De verwijzing naar het boek The Challenge of Pluralism direct op de eerste bladzijde van Gescheiden partners riep bij mij herinneringen op aan september 1999, toen ik tijdens de jaarvergadering van de American Political Science Association in Atlanta een paper presenteerde over ‘The Changing Relationship Between Church and State in Europe’. Onder mijn gehoor bevond zich ook Dr. Stephen V. Monsma, een van de twee oorspronkelijke auteurs van dit boek, dat in 1997 was uitgekomen.

Monsma was zichtbaar ‘not amused’. Dit omdat ik zijn behandeling van het Nederlandse model van kerk-staatverhoudingen onder kritiek stelde. Hij beschouwde dat niet als ‘model voor de rest van de wereld’, zoals de openingszin van Gescheiden partners luidt. Het boek beperkt zich welbewust tot liberale democratieën. Wel hoopte hij het als een spiegel te gebruiken voor de Verenigde Staten, waar hij de neutraliteit van het stelsel van strikte scheiding van kerk en staat in twijfel trok.
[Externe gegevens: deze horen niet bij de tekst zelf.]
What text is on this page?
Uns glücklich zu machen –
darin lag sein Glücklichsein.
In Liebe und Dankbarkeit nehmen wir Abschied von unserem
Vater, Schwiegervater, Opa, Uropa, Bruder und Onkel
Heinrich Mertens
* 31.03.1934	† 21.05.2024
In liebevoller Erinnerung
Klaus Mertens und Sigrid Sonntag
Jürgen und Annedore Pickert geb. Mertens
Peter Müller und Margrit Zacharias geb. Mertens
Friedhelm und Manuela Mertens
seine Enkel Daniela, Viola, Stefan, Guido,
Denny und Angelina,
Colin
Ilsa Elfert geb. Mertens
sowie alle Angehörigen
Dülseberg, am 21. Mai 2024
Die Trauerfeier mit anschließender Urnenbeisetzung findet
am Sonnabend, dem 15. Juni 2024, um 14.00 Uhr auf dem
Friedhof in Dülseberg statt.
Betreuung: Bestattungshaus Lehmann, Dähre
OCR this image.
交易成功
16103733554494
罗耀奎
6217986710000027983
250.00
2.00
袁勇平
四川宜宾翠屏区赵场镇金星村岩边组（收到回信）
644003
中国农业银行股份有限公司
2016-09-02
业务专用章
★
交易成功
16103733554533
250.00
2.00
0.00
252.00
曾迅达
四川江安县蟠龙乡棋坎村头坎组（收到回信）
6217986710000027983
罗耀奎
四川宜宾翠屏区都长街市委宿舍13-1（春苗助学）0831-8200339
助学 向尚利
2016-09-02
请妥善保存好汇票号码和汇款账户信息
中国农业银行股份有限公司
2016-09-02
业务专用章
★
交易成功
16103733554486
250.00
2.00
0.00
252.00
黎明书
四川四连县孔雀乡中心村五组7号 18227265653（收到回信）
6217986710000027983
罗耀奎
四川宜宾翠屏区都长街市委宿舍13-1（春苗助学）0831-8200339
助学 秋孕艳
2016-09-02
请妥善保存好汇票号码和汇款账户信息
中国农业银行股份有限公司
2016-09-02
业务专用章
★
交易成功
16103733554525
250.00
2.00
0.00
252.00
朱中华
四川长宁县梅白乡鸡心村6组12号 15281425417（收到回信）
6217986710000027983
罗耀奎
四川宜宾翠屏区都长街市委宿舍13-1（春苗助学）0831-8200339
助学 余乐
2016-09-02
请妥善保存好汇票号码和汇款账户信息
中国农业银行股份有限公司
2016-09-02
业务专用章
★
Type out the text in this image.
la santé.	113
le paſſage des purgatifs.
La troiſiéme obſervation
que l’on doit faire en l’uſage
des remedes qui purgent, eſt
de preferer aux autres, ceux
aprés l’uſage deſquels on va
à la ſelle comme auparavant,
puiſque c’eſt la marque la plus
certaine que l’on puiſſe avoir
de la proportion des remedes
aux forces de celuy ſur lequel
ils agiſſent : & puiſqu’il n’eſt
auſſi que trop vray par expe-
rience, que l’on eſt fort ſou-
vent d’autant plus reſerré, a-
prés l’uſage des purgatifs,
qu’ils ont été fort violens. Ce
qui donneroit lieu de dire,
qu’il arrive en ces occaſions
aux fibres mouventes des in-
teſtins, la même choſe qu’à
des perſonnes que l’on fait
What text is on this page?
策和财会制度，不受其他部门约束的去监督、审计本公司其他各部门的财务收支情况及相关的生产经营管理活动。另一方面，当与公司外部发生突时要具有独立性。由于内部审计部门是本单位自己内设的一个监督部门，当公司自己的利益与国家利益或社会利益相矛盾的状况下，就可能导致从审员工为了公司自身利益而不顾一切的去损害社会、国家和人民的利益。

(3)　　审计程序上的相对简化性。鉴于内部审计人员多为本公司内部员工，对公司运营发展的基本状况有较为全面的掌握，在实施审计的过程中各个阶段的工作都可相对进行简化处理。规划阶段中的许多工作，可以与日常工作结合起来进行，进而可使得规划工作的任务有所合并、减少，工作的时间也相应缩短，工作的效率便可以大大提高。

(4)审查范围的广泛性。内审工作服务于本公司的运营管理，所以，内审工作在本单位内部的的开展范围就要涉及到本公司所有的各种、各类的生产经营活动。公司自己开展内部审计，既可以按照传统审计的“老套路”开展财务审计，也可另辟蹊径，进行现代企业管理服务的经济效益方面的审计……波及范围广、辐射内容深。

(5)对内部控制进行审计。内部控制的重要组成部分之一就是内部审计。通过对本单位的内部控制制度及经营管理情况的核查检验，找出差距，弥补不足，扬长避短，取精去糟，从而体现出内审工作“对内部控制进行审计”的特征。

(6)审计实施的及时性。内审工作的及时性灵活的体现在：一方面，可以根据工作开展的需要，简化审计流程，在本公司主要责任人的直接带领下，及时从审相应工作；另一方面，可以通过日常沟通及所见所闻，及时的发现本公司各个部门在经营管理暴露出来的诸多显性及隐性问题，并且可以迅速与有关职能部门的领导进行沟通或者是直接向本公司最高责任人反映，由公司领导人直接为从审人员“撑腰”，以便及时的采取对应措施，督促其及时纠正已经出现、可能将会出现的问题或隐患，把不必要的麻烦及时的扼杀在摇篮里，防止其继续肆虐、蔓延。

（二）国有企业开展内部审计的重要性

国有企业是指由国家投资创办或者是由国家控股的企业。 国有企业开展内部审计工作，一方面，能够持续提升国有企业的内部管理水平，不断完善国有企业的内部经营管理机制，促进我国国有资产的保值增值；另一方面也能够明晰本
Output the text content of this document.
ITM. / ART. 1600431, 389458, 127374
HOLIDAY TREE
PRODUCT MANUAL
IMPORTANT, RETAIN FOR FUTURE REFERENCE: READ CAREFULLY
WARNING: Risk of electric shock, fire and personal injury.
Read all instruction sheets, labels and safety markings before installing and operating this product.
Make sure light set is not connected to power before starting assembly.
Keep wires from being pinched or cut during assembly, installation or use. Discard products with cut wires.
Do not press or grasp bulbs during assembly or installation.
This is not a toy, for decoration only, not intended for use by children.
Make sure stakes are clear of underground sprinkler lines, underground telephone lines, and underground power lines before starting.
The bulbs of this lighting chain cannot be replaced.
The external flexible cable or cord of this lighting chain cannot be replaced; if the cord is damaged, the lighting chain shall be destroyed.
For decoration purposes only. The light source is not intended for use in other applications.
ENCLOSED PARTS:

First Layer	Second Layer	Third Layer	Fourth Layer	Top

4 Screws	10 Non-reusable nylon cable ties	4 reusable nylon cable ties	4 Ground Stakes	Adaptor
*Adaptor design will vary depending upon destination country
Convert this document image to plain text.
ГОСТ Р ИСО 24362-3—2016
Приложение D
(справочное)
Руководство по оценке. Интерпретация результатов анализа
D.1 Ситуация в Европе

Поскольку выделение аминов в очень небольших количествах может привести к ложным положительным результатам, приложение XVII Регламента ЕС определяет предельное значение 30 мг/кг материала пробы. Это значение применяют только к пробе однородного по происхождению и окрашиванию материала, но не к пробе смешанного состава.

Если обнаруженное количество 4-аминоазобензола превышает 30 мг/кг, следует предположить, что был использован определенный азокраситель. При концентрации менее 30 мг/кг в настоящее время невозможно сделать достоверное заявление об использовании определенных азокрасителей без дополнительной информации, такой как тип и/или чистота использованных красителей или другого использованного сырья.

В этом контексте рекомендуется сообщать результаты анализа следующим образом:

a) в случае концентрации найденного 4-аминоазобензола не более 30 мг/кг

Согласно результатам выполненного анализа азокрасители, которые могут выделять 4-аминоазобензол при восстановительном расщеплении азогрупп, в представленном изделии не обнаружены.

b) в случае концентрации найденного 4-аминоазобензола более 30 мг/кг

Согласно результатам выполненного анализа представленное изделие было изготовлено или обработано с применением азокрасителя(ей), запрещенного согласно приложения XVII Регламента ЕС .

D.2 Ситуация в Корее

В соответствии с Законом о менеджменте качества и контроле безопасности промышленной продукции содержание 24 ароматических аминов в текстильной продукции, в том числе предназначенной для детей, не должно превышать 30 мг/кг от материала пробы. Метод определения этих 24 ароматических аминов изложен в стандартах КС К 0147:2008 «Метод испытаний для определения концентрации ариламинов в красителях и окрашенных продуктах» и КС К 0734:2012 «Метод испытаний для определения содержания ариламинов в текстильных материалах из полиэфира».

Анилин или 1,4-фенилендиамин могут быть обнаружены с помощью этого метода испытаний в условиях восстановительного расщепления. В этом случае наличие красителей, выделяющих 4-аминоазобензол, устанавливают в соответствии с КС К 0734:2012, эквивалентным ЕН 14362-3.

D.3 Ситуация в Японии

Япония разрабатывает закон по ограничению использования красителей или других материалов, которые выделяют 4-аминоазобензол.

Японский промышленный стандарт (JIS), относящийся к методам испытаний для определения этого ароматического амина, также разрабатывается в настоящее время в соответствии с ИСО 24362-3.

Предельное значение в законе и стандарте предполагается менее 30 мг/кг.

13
Mijn kritiek betrof niet zozeer de alternatieve opvatting van neutraliteit die het uitgangspunt vormt voor het pluralistische model. Het ging mij om, zoals ik het in een Engelstalige recensie van het boek voor Acta Politica datzelfde jaar uitdrukte, ‘the empirical observation that the authors seem to underestimate the changes that have taken place in Dutch society and politics since the 1960s. (…) [A]t a time when there is growing criticism of the model of strict separation in the United States, usually combined with interest in especially the pluralist model of church-state relations, in the Netherlands ironically a shift from the pluralist model towards strict separation can be discerned.” (p. 387)

Het is tegen deze achtergrond verheugend dat er met Gescheiden partners nu een gedegen historisch onderzoek ligt naar de ontwikkeling van de kerk-staatverhoudingen in Nederland. Daarbij constateer ik dat de auteurs, met hun bevinding dat ‘afwijkend van het rooskleurige beeld dat is geschetst in de Challenge of Pluralism (…) wij van mening [zijn dat de door ons geconstateerde verschuivingen in overheidsprioriteiten] (…) het Nederlands pluralistisch bestel wel verzwakken’ (p. 12), mijn hypothese van weleer gedeeltelijk bevestigen. ‘[H]et Nederlandse pluralistische bestel [is] (…) nog wel intact, maar (…) “de staat” [is] een steeds dominantere rol (…) gaan spelen ten aanzien van “de kerk”’, schrijven zij (p.  11)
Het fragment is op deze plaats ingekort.